According to the Chief Risk Modelling Officer at RMS, Mohsen Rahnama, Hurricane Ian has the potential to be one of the largest, if not the largest, insured catastrophe losses in US history, with implications for both the Florida, reinsurance, retrocession, and ILS markets.
Hurricane Ian made landfall on Wednesday the 28th as a major Category 4 storm with maximum sustained winds of around 155 mph near the Cayo Costa area, causing widespread flooding, property damage, loss of life, and power outages, leaving many residents stranded as storm surges flooded communities.
Industry loss estimates somewhat vary, but remain high, with Verisk assuming re/insurance industry loss between $42bn-$57bn.
CoreLogic put the upper bound of losses at $47bn, while rating agency Fitch was lower still at $40bn. KBW estimated losses to be somewhere in the “low $30bn range.”
Recent estimates by KCC put insurance market losses from Ian more in line with Verisk’s at $63bn. Additionally, a recent industry survey conducted by Reinsurance News found that the majority of participants are expecting losses to exceed $50bn.
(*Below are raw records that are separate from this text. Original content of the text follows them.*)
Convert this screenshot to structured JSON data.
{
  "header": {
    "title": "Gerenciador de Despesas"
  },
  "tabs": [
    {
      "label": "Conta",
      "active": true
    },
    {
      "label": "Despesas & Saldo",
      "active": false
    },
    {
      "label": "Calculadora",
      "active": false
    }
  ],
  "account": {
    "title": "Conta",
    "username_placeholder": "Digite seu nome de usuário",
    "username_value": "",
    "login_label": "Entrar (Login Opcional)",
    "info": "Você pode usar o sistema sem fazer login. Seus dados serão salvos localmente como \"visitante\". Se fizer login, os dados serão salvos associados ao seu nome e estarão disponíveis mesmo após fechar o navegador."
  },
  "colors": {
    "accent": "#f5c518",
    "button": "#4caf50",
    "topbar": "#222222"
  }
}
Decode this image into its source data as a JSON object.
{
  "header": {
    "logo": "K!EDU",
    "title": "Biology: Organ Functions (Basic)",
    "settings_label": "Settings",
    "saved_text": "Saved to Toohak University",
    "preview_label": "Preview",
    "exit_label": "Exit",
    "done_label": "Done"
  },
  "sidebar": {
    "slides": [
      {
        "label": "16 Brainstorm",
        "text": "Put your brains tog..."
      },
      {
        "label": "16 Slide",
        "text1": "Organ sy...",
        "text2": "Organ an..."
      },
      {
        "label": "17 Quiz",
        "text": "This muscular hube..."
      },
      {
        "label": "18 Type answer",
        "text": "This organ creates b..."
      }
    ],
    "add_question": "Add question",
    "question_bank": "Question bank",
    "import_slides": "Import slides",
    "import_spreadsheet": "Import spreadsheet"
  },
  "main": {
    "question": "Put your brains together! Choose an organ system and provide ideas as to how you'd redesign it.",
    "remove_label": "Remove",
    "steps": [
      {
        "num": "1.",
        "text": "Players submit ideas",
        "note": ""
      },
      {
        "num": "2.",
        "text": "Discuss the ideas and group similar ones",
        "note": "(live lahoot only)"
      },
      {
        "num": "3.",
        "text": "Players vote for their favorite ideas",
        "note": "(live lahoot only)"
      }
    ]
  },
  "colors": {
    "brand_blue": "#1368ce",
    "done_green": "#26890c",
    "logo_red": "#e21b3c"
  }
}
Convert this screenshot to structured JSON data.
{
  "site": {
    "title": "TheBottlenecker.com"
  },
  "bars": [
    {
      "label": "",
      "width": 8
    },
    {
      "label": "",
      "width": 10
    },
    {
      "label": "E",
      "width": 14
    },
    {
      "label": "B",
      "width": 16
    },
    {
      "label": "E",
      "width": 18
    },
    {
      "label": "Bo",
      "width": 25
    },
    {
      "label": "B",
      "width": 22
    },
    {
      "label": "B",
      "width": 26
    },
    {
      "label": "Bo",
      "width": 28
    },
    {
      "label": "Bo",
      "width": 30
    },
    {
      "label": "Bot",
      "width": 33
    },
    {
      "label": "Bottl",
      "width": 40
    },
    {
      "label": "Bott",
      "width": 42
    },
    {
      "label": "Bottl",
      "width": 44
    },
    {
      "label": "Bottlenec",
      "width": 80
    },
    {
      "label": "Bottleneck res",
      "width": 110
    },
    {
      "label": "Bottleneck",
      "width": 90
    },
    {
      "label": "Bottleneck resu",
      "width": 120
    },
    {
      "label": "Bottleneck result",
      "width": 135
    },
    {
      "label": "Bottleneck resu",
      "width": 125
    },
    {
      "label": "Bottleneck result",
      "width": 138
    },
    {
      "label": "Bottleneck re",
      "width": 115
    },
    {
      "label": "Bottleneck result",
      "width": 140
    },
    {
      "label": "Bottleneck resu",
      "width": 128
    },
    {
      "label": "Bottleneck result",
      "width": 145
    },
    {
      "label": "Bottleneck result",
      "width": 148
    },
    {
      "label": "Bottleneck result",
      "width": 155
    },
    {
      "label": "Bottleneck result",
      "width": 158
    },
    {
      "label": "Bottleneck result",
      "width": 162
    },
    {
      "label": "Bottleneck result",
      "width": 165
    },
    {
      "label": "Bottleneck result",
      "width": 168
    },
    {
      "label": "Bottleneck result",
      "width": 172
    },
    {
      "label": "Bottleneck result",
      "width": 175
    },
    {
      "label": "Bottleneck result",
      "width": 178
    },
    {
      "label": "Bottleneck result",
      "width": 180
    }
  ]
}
Rahnama commented that the full extent of damage and loss from Hurricane Ian will still take some time to fully understand, adding, “Our thoughts are with everyone affected by the storm.”
He notes that the split of losses between wind and storm surge will be contentious, alongside understanding what portion of loss will go to primary, reinsurance layers, and retro, and what will be covered by National Flood Insurance Program (NFIP) and what is in the gap and uninsured.
He adds, “Claims leakage will focus on factors from loss amplification due to constraints in rebuilding supplies and contractors, through to another big wildcard – inflation, which will percolate through the system in several ways.”
“The current inflation situation pre-Hurricane Ian and any shortage of materials and qualified contractors in Florida will amplify the repair cost. I believe the repair will be in multiple stages, starting with a quick functional repair followed by the major repair – which requires a permit and qualified contractors.”
RMS also observed that the considerable infrastructure damage from Ian will slow down the recovery and exacerbate repair time and losses, especially for islands disconnected from the mainland due to bridges and piers damages. RMS expects the full recovery will take years.
Rahnama observes, “As shown in the recent events, particularly Hurricane Irma in 2017 where many cases ended up in the litigation process, we saw increases in claims cost. For Ian, we expect that some of the claims’ closers will take more than a year due to potential litigation.”